И только Григорий Иванович в пятьдесят третьем не плакал. Все понимал, а вот переживать не очень получалось. То ли у него гражданское чувство отключилось начисто, то ли язва проклятая мешала. Но так или иначе, а замкнулся он весь на себе. Другие заботы как-то потеряли вкусовую ощутимость. Не получалось чувствовать умершего вождя, как прежде — живого. Да и войны бояться — это нужно здоровое воображение иметь. А голода — здоровый аппетит. У Голобородько же воображение было с загибом, а по части аппетита жил он по выходе из больницы в основном на овсянке трех сортов — жидком толокне, овсяных хлопьях «Геркулес» и просто овсяной каше под названием «каша и-а». Плюс много воды и мало соли. И аппетит у Григория Ивановича стал такой незначительный, что спокойно мог он перейти с овса хоть и на сено, в случае очередного военного положения.
Так что он не плакал. Тем более, у него кое-что радикально переменилось в личном плане. Появилась у него женщина, Надя, Надежда Петровна. Не кто-нибудь, продавщица центрального гастронома. На углу главных улиц, Куйбышевской и Ленинградской. В рыбном отделе. Притом видная женщина, тридцати трех лет, серые глаза, два золотых фикса в нижнем ряду. Зимой ходила в черной котиковой шубке. Волосы красила в каштановый цвет, прическу делала типа гребня волны надо лбом, а по бокам локоны. Загляденье, не женщина.

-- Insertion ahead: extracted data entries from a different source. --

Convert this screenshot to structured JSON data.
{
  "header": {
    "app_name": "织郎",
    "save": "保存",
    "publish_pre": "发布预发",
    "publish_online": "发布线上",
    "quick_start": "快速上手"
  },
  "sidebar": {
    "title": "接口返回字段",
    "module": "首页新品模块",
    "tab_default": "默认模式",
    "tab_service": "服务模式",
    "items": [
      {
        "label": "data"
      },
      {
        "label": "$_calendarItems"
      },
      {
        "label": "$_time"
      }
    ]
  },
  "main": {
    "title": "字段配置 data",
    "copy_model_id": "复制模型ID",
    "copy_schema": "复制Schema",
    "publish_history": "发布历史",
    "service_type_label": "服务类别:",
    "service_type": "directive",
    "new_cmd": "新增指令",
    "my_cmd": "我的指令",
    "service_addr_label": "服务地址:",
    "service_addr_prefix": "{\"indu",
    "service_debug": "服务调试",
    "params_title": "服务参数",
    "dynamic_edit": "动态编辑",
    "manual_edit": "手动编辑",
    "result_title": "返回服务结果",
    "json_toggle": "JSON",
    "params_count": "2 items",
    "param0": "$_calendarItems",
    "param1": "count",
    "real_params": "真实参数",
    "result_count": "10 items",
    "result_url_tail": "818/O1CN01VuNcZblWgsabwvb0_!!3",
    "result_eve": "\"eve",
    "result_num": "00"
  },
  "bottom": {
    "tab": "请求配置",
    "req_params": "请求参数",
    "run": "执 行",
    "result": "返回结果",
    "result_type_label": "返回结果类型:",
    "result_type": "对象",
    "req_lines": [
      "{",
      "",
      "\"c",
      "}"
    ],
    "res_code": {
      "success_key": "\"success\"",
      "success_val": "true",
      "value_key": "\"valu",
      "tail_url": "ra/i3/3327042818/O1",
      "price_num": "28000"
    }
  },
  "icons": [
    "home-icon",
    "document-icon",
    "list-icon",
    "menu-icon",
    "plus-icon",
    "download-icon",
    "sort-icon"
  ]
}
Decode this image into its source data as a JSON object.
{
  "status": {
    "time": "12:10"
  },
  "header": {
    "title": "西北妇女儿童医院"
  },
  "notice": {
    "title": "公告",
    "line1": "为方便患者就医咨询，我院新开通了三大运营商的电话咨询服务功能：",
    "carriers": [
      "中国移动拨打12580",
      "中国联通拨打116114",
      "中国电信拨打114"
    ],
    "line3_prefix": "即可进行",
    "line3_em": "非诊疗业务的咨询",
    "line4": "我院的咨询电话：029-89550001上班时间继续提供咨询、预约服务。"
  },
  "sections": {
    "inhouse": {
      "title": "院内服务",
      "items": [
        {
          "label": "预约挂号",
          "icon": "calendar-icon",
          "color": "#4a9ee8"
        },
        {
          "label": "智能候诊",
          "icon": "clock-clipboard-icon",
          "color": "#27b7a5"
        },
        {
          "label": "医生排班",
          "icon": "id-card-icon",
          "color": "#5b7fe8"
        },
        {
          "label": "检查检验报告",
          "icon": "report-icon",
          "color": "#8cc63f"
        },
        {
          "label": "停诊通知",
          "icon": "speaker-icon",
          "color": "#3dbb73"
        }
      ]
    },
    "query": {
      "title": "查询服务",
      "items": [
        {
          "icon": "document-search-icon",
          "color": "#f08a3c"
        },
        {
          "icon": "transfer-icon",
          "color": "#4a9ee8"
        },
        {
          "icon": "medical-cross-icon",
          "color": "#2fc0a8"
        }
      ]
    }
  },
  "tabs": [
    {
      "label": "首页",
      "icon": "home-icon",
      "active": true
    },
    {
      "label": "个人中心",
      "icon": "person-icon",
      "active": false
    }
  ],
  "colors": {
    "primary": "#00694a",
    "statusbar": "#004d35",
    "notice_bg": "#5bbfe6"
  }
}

Григорий Иванович сам не мог понять, как это такая женщина польстилась на какого-то Шнобеля. Но факт: сосватали его к ней ремонтировать домик. В центре, на Чапаевской. Частичный, понятно, ремонт: подбить-подклеить, проводка… Она ему пузырь, как положено, на кухне, он отказывается. Ну, заинтересовалась: оригинально, мастеровой, а непьющий. Усы, беретка, все такое. Усы-то она видывала, я думаю, и прежде, но — разговорились. Конечно, он ей о справке поначалу стеснялся, а так — о жизни, о душе. О реке Волге и огоньках на той стороне. Надежда слушает и осязаемо теплеет, словно бы вспенивается. Понятно, все же полегоньку-потихоньку, будто бы одна стесняючись, а выкушала чуть что не пузырь. Оно хоть и из хрустальной рюмки, хоть и под селедочку зал ом (подпол у нее, скажите, а в нем — ого-го!), однако все же сорок градусов есть сорок градусов, пузырь есть пузырь, и его ни одной женщине бесследно не принять.
Стали посуду вместе мыть, а у нее ручки полные, под белой кожей бежит по многим сосудам красная кровь, а сама эта кожа, чем больше он говорит, тем сильнее почему-то гусиными пупырышками покрывается. Что ты!.. Роняет она тут тарелку, само собой, кинулись подбирать, да лбами и… И вдруг Надежда, смеясь, его быстро — хвать и медленно, с толком, с горячим, нежным перегаром, целует. Прямо на корточках, посреди осколков. «На счастье!» — говорит. Губы ее эти большие, но не мокрые, а — влажные. Снаружи бархатного ворса, изнутри шелковой гладкости.